Fredrick is a masterful organizer and cook. She prepares
much of the family’s holiday meal, but in addition, she usually
prepares something delicious to give as gifts to friends.
Fredrick’s chicken pâté is a hearty appetizer that is a welcomed
addition to the holiday table. “This pâté is silkysmooth,
inexpensive and simple to make. It makes a wonderful
holiday gift, hostess gift and is perfect at any cocktail
party,” she says. “Best of all it freezes for up to 6 months
with no loss of flavor or texture.”
CHICKEN LIVER PATÉ
1 lb. chicken livers, well trimmed of any
fibers (use a pair of sharp scissors for
this task)
1 sm. onion, thinly sliced
1 lg. garlic clove, peeled and smashed
2 nice fresh bay leaves
½ tsp. dried thyme leaves (if the thyme
is over 4 months old, buy some fresh
thyme)
Kosher salt
1 c. water – more or less to just cover
3 sticks of unsalted butter at room temp
2 Tbs. Cognac
2 tsp. freshly,fine ground pepper
In a medium sauce pan, combine
trimmed chicken livers, sliced onion,
garlic, thyme, bay leaves and 1 teaspoon
Kosher salt. Add the water to just
barely cover the livers. Bring to a simmer.
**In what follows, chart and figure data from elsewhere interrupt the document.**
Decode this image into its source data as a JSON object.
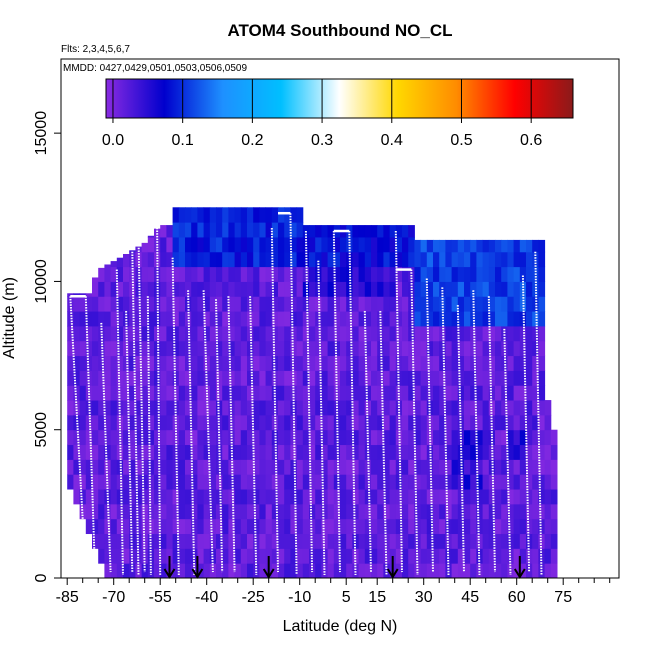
{
  "chart_data": {
    "type": "heatmap",
    "title": "ATOM4 Southbound NO_CL",
    "subtitle_flights": "Flts: 2,3,4,5,6,7",
    "subtitle_dates": "MMDD: 0427,0429,0501,0503,0506,0509",
    "xlabel": "Latitude (deg N)",
    "ylabel": "Altitude (m)",
    "xlim": [
      -87,
      93
    ],
    "ylim": [
      0,
      17500
    ],
    "x_ticks": [
      -85,
      -70,
      -55,
      -40,
      -25,
      -10,
      5,
      15,
      30,
      45,
      60,
      75
    ],
    "x_ticks_minor": [
      -80,
      -75,
      -65,
      -60,
      -50,
      -45,
      -35,
      -30,
      -20,
      -15,
      -5,
      0,
      10,
      20,
      25,
      35,
      40,
      50,
      55,
      65,
      70,
      80,
      85,
      90
    ],
    "y_ticks": [
      0,
      5000,
      10000,
      15000
    ],
    "y_tick_labels": [
      "0",
      "5000",
      "10000",
      "15000"
    ],
    "colorbar": {
      "range": [
        -0.01,
        0.66
      ],
      "ticks": [
        0.0,
        0.1,
        0.2,
        0.3,
        0.4,
        0.5,
        0.6
      ],
      "tick_labels": [
        "0.0",
        "0.1",
        "0.2",
        "0.3",
        "0.4",
        "0.5",
        "0.6"
      ],
      "colors": [
        "#8a2be2",
        "#0000cd",
        "#1e90ff",
        "#00bfff",
        "#ffffff",
        "#ffd700",
        "#ff8c00",
        "#ff0000",
        "#8b1a1a"
      ]
    },
    "field_extent": [
      {
        "lat": -85,
        "top": 5000
      },
      {
        "lat": -84,
        "top": 9600
      },
      {
        "lat": -78,
        "top": 9600
      },
      {
        "lat": -75,
        "top": 10400
      },
      {
        "lat": -68,
        "top": 10800
      },
      {
        "lat": -60,
        "top": 11300
      },
      {
        "lat": -55,
        "top": 11900
      },
      {
        "lat": -51,
        "top": 11900
      },
      {
        "lat": -50,
        "top": 12500
      },
      {
        "lat": -10,
        "top": 12500
      },
      {
        "lat": -8,
        "top": 11900
      },
      {
        "lat": 27,
        "top": 11900
      },
      {
        "lat": 27.5,
        "top": 11400
      },
      {
        "lat": 68,
        "top": 11400
      },
      {
        "lat": 69,
        "top": 9000
      },
      {
        "lat": 70,
        "top": 6000
      },
      {
        "lat": 72,
        "top": 5000
      }
    ],
    "field_bottom": [
      {
        "lat": 72,
        "bottom": 200
      },
      {
        "lat": -73,
        "bottom": 200
      },
      {
        "lat": -78,
        "bottom": 1500
      },
      {
        "lat": -80,
        "bottom": 2000
      },
      {
        "lat": -85,
        "bottom": 3000
      }
    ],
    "field_background_value": 0.0,
    "enhanced_regions": [
      {
        "lat_range": [
          -50,
          -10
        ],
        "alt_range": [
          10500,
          12500
        ],
        "value": 0.09
      },
      {
        "lat_range": [
          -10,
          27
        ],
        "alt_range": [
          10500,
          11900
        ],
        "value": 0.08
      },
      {
        "lat_range": [
          27,
          68
        ],
        "alt_range": [
          8500,
          11400
        ],
        "value": 0.11
      },
      {
        "lat_range": [
          -8,
          20
        ],
        "alt_range": [
          9500,
          10500
        ],
        "value": 0.05
      },
      {
        "lat_range": [
          40,
          48
        ],
        "alt_range": [
          3000,
          5000
        ],
        "value": 0.05
      },
      {
        "lat_range": [
          58,
          62
        ],
        "alt_range": [
          4000,
          5000
        ],
        "value": 0.06
      }
    ],
    "profiles": [
      {
        "top_lat": -84,
        "top_alt": 9500,
        "bottom_lat": -79,
        "bottom_alt": 100
      },
      {
        "top_lat": -79,
        "top_alt": 9500,
        "bottom_lat": -76,
        "bottom_alt": 100
      },
      {
        "top_lat": -74,
        "top_alt": 8600,
        "bottom_lat": -71,
        "bottom_alt": 200
      },
      {
        "top_lat": -69,
        "top_alt": 10400,
        "bottom_lat": -67,
        "bottom_alt": 100
      },
      {
        "top_lat": -66,
        "top_alt": 9000,
        "bottom_lat": -64,
        "bottom_alt": 200
      },
      {
        "top_lat": -64,
        "top_alt": 11000,
        "bottom_lat": -62,
        "bottom_alt": 100
      },
      {
        "top_lat": -62,
        "top_alt": 11500,
        "bottom_lat": -60,
        "bottom_alt": 200
      },
      {
        "top_lat": -59,
        "top_alt": 9500,
        "bottom_lat": -58,
        "bottom_alt": 100
      },
      {
        "top_lat": -56,
        "top_alt": 11900,
        "bottom_lat": -55,
        "bottom_alt": 100
      },
      {
        "top_lat": -51,
        "top_alt": 10800,
        "bottom_lat": -49,
        "bottom_alt": 100
      },
      {
        "top_lat": -46,
        "top_alt": 9700,
        "bottom_lat": -44,
        "bottom_alt": 100
      },
      {
        "top_lat": -41,
        "top_alt": 9700,
        "bottom_lat": -38,
        "bottom_alt": 200
      },
      {
        "top_lat": -37,
        "top_alt": 9400,
        "bottom_lat": -35,
        "bottom_alt": 200
      },
      {
        "top_lat": -33,
        "top_alt": 9500,
        "bottom_lat": -31,
        "bottom_alt": 200
      },
      {
        "top_lat": -26,
        "top_alt": 9500,
        "bottom_lat": -24,
        "bottom_alt": 100
      },
      {
        "top_lat": -19,
        "top_alt": 11800,
        "bottom_lat": -17,
        "bottom_alt": 200
      },
      {
        "top_lat": -13,
        "top_alt": 12300,
        "bottom_lat": -11,
        "bottom_alt": 100
      },
      {
        "top_lat": -8,
        "top_alt": 11700,
        "bottom_lat": -6,
        "bottom_alt": 200
      },
      {
        "top_lat": -4,
        "top_alt": 10700,
        "bottom_lat": -2,
        "bottom_alt": 100
      },
      {
        "top_lat": 1,
        "top_alt": 11700,
        "bottom_lat": 3,
        "bottom_alt": 200
      },
      {
        "top_lat": 6,
        "top_alt": 11700,
        "bottom_lat": 8,
        "bottom_alt": 100
      },
      {
        "top_lat": 11,
        "top_alt": 9000,
        "bottom_lat": 13,
        "bottom_alt": 200
      },
      {
        "top_lat": 16,
        "top_alt": 9000,
        "bottom_lat": 18,
        "bottom_alt": 100
      },
      {
        "top_lat": 21,
        "top_alt": 11700,
        "bottom_lat": 23,
        "bottom_alt": 200
      },
      {
        "top_lat": 26,
        "top_alt": 10400,
        "bottom_lat": 28,
        "bottom_alt": 100
      },
      {
        "top_lat": 31,
        "top_alt": 10100,
        "bottom_lat": 33,
        "bottom_alt": 200
      },
      {
        "top_lat": 36,
        "top_alt": 9800,
        "bottom_lat": 38,
        "bottom_alt": 100
      },
      {
        "top_lat": 41,
        "top_alt": 9200,
        "bottom_lat": 43,
        "bottom_alt": 200
      },
      {
        "top_lat": 46,
        "top_alt": 9700,
        "bottom_lat": 48,
        "bottom_alt": 100
      },
      {
        "top_lat": 51,
        "top_alt": 9500,
        "bottom_lat": 53,
        "bottom_alt": 200
      },
      {
        "top_lat": 56,
        "top_alt": 8400,
        "bottom_lat": 58,
        "bottom_alt": 100
      },
      {
        "top_lat": 62,
        "top_alt": 10200,
        "bottom_lat": 64,
        "bottom_alt": 200
      },
      {
        "top_lat": 66,
        "top_alt": 11000,
        "bottom_lat": 68,
        "bottom_alt": 100
      }
    ],
    "level_legs": [
      {
        "lat_range": [
          -84,
          -79
        ],
        "alt": 9500
      },
      {
        "lat_range": [
          -17,
          -13
        ],
        "alt": 12300
      },
      {
        "lat_range": [
          1,
          6
        ],
        "alt": 11700
      },
      {
        "lat_range": [
          21,
          26
        ],
        "alt": 10400
      }
    ],
    "arrows_lat": [
      -52,
      -43,
      -20,
      20,
      61
    ]
  }
}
Cover and reduce heat to low and
cook, stirring occasionally, until livers
are barely pink inside, about 5 minutes.
Do not allow the livers to boil. Remove
from heat and allow to stand, covered,
for 5 minutes.
Discard bay leaves. Using a slotted
spoon, transfer the livers, onion and the
garlic to a food processor. Process until
coarsely pureed.With the machine running,
add the butter, half a stick at a
time until well incorporated. Process for
3 minutes.
Add cognac, ½ teaspoon salt and
pepper. Process for 3 minutes.
Pass liver puree through a fine
meshed sieve to remove any fibers
remaining. Use a rubber spatula to press
paté through. Discard any fibers from
sieve. The paté should be mousse-like
and velvety smooth.
Pour puree into ramekins, bowls or
other desired container. Press plastic
wrap directly on the surface and wrap
tightly. Refrigerate until firm. Double
wrap ramekins in foil and place in
freezer until ready to serve.
Thaw overnight in a refrigerator and
allow to sit at room temperature for 30
minutes before serving.
Serve with toasted baguette slices,
Melba toast or water crackers. The
cracker should not compete with
the paté.
Known by her friends for her gourmet dishes, Kathleen Fredrick is more
widely recognized as the director of the A.E. Backus Gallery & Museum.